Opportunities in Local News Networks

Local news organizations have experienced challenges over the last 15–20 years due to significant cuts and closures, leaving many communities without a local newspaper. Media scholar and IPR associate Stephanie Edgerly, IPR faculty adjunct Rachel Davis Mersey, and faculty emeritus of journalism at Northwestern Owen Youngman wrote an IPR working paper examining local news not as a ”one-size-fits-all” market, but as serving unique communities that may also have similarities to other parts of the country. Using data from a Pew Research survey in 2019 of over 35,000 adults, they show differences in the way various communities are exposed to local news and differences in the topics they care about most. They also examine the typology of communities created by the American Communities Project in 2018, showing the similarities of various communities, such as aging farmlands or big cites, around the United States due to a variety of demographic and lifestyle factors. The researchers find that by accounting for these variations and developing a typology of local news markets, more specific strategies for innovation can be recommended, tested, and shared among news organizations. As an example, they highlight the success the news startup BoiseDev had in Boise, Idaho—a growing tech community—by providing exclusive content and relying on advertisers and predict similar communities such as Saratoga, New York, could benefit from its approach. They conclude that local news providers may have more in common with distant but similar markets than nearby but different neighbors.

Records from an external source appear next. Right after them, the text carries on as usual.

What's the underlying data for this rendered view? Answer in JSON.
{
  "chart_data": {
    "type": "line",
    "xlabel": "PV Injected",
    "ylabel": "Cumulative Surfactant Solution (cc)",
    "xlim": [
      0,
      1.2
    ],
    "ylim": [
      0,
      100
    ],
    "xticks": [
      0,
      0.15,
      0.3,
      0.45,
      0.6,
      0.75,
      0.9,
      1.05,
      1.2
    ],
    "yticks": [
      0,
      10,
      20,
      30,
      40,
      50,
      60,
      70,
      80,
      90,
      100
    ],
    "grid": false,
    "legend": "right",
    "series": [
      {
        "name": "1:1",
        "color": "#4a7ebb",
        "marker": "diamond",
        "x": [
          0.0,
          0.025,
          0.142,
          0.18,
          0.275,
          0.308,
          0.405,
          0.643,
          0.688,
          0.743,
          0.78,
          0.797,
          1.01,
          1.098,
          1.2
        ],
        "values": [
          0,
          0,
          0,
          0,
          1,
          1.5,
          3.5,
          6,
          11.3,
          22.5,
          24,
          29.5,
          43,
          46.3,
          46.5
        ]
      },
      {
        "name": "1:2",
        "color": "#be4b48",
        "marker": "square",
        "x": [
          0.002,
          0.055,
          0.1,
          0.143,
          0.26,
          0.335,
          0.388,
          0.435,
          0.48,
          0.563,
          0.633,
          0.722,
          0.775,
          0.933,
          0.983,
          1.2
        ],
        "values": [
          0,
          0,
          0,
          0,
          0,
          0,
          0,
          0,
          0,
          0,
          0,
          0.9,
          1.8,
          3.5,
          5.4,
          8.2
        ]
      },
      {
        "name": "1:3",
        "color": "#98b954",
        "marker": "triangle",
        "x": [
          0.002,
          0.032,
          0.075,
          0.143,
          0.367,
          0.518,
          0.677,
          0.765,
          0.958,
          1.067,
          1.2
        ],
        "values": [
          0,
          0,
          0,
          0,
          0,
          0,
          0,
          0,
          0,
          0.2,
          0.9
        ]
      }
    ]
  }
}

Look It Up: The Internet Can Redress Inaccuracies

Research shows that what people read influences their knowledge, and if they read inaccurate information, they can reproduce those same inaccuracies later, with those inaccuracies also influencing judgments and decisions. Experiments that demonstrate this process differ from real-life situations where people can check facts by going online. In Memory & Cognition, psychologist and IPR associate David Rapp and Amalia Donovan (PhD 2020) report on three experiments to test whether internet access improved the accuracy of people’s responses. In the first and second experiments, 216 participants read texts that included false information and were later asked questions related to that information. Half of the participants could look things up on the internet while answering. This group answered more questions correctly than did participants who were not permitted to look things up, as hypothesized. The third experiment allowed all participants to use the internet, with half receiving a warning that the texts included inaccuracies. People who received the warning provided more accurate answers overall than those who did not, but the warning did not lead to fewer reproduced inaccuracies that came from the readings. All three experiments showed that with respect to topics they knew little about, participants tended to reproduce inaccuracies more than when considering topics they were likely to know were wrong. Looking information up was helpful at ensuring successful understandings and performance.